SuaraBali.id - Bali resmi menerapkan kebijakan tegas pasca bencana banjir melanda sejumlah wilayah di Pulau Dewata.
Pemerintah Provinsi Bali secara resmi mengumumkan moratorium pembangunan hotel, vila, restoran, dan fasilitas serupa di lahan-lahan produktif serta wilayah resapan air.
Keputusan drastis ini datang pascabanjir besar yang menewaskan 18 jiwa dan menyisakan duka mendalam dengan empat korban yang masih dalam pencarian.
Menurut Gubernur Bali, kebijakan ini adalah langkah strategis untuk menghentikan total alih fungsi lahan yang selama ini mengancam kelestarian alam Bali demi kepentingan komersial.
Baca Juga:Jadi Salah Satu Penyebab Banjir, Perda Alih Fungsi Lahan Dipastikan Akan Dibahas Tahun Ini
"Mulai tahun ini sesuai dengan Haluan 100 Tahun Bali, mulai 2025 tidak boleh lagi ada alih fungsi lahan produktif untuk kepentingan komersial seperti hotel dan restoran. Instruksi telah saya berikan kepada Bupati dan Wali Kota. Setelah penanganan banjir selesai, kita akan kumpul kembali untuk memastikan tidak ada izin baru yang melanggar kebijakan ini,” tegas Gubernur Koster singkat, Senin, 15 September 2025.
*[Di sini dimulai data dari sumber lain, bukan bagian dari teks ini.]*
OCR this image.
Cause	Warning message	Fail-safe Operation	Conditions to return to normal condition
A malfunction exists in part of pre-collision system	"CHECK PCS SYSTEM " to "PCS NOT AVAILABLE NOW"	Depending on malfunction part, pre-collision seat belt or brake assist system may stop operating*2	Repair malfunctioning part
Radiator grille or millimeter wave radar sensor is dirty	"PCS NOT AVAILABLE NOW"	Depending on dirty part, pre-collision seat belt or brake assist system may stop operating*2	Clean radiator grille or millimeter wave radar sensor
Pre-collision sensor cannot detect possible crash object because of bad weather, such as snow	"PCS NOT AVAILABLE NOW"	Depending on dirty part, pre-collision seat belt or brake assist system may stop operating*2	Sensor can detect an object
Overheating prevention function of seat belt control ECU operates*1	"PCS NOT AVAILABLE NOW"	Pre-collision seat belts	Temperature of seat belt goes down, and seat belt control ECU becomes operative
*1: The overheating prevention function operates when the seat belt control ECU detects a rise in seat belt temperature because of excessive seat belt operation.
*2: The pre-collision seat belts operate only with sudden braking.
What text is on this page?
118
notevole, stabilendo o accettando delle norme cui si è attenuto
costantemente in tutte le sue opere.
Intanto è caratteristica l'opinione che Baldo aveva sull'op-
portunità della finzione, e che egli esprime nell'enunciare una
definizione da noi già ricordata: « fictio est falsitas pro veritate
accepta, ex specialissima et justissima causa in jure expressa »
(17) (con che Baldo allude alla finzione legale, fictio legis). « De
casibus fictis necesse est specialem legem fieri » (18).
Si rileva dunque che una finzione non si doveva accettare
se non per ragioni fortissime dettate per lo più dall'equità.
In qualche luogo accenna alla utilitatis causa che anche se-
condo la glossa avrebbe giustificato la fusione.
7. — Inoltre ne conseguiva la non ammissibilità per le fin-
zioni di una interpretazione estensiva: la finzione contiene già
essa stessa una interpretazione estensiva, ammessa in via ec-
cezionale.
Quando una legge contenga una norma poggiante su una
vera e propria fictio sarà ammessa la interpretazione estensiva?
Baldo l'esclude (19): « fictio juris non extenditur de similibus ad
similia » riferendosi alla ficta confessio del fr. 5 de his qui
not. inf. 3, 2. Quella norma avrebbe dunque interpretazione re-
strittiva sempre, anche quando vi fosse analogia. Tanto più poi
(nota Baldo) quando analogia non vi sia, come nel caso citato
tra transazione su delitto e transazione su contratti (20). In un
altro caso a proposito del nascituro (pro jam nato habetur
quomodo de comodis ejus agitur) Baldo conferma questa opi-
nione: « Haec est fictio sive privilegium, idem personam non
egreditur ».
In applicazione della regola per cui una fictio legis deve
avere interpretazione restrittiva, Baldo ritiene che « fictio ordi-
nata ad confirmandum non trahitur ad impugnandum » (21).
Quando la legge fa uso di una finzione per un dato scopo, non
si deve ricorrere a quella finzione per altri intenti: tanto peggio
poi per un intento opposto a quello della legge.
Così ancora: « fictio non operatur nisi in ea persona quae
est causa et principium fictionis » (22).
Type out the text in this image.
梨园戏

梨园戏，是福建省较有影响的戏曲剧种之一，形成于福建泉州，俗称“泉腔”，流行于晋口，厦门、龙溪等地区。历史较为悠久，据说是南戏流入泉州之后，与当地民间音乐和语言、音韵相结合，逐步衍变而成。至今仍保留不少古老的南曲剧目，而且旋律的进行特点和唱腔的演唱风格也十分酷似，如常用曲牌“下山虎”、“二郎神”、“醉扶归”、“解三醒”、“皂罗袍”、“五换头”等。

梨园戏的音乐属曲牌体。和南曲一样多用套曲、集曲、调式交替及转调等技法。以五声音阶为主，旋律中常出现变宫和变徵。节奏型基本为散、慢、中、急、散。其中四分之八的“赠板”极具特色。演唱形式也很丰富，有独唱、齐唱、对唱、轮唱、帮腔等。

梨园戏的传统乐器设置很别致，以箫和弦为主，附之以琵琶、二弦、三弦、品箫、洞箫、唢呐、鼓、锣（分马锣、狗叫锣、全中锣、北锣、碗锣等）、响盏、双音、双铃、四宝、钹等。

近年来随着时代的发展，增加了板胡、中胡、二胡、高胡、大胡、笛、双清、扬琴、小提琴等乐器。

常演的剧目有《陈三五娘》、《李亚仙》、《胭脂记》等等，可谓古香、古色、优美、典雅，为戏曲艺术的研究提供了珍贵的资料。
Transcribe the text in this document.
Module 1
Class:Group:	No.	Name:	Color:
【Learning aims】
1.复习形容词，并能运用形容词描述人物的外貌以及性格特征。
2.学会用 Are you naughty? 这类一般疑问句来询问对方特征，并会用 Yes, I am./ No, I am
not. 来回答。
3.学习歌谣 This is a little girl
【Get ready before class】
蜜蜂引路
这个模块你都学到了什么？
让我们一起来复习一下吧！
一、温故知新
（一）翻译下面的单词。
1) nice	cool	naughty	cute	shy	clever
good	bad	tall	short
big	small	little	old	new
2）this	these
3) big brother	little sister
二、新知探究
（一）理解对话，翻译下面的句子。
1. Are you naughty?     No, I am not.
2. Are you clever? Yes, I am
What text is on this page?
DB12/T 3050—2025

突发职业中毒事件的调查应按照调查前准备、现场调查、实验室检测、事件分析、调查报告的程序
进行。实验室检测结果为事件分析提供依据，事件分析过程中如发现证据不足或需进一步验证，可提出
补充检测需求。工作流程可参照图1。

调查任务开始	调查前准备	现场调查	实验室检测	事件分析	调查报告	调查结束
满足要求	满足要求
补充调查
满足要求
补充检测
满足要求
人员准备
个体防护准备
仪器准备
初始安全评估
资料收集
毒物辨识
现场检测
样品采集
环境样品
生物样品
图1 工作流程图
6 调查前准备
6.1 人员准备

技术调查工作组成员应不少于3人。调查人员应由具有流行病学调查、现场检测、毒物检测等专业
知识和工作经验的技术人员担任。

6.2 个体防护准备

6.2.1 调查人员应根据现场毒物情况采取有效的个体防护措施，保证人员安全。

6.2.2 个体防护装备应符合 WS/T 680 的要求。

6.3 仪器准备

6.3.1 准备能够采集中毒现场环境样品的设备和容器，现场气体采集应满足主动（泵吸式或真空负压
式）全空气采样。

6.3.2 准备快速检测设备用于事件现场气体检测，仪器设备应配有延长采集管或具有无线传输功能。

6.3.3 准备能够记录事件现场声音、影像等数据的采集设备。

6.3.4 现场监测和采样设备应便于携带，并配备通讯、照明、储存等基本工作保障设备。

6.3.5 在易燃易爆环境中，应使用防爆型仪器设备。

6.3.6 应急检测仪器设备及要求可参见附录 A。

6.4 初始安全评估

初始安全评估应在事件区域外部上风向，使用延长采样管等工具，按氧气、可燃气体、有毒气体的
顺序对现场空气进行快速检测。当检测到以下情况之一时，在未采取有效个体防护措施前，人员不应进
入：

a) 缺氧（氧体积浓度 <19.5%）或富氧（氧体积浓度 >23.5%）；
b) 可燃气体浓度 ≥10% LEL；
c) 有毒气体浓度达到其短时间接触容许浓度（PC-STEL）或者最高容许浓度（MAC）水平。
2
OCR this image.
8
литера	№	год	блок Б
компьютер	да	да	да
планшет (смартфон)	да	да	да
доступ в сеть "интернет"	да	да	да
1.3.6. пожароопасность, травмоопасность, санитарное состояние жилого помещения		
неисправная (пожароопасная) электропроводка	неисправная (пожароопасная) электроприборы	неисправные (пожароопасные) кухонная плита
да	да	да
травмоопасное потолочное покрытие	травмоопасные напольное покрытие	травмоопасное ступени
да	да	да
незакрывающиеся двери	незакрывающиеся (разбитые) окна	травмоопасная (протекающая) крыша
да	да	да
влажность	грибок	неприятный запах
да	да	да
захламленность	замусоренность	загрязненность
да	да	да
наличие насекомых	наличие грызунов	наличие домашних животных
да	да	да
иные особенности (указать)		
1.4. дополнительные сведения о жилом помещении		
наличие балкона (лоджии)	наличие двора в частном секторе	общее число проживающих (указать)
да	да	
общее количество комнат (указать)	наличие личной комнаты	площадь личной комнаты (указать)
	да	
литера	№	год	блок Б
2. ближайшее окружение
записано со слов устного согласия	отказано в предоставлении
Moratorium ini diputuskan setelah rapat gabungan krusial bersama Menteri Lingkungan Hidup dan Kehutanan (LHK) Hanif Faisol Nurofiq, Bupati Badung, Wali Kota Denpasar, serta Forkopimda Provinsi Bali. Dalam rapat tersebut, Menteri LHK Hanif Faisol Nurofiq membeberkan fakta mengejutkan tentang kondisi kritis Daerah Aliran Sungai (DAS) Ayung.
Dari total 49.500 hektare, tutupan hutan DAS Ayung hanya tersisa 1.500 hektare, atau hanya sekitar 3 persen.
Padahal, standar ekologis minimal membutuhkan 30 persen tutupan pohon untuk menjaga keseimbangan lingkungan.
“DAS Ayung sangat vital karena di bawahnya terdapat Denpasar, Badung, Gianyar, dan Tabanan. Jika hanya tersisa 3 persen, jelas kapasitasnya untuk menahan curah hujan ekstrem sangat rendah,” ujar Hanif.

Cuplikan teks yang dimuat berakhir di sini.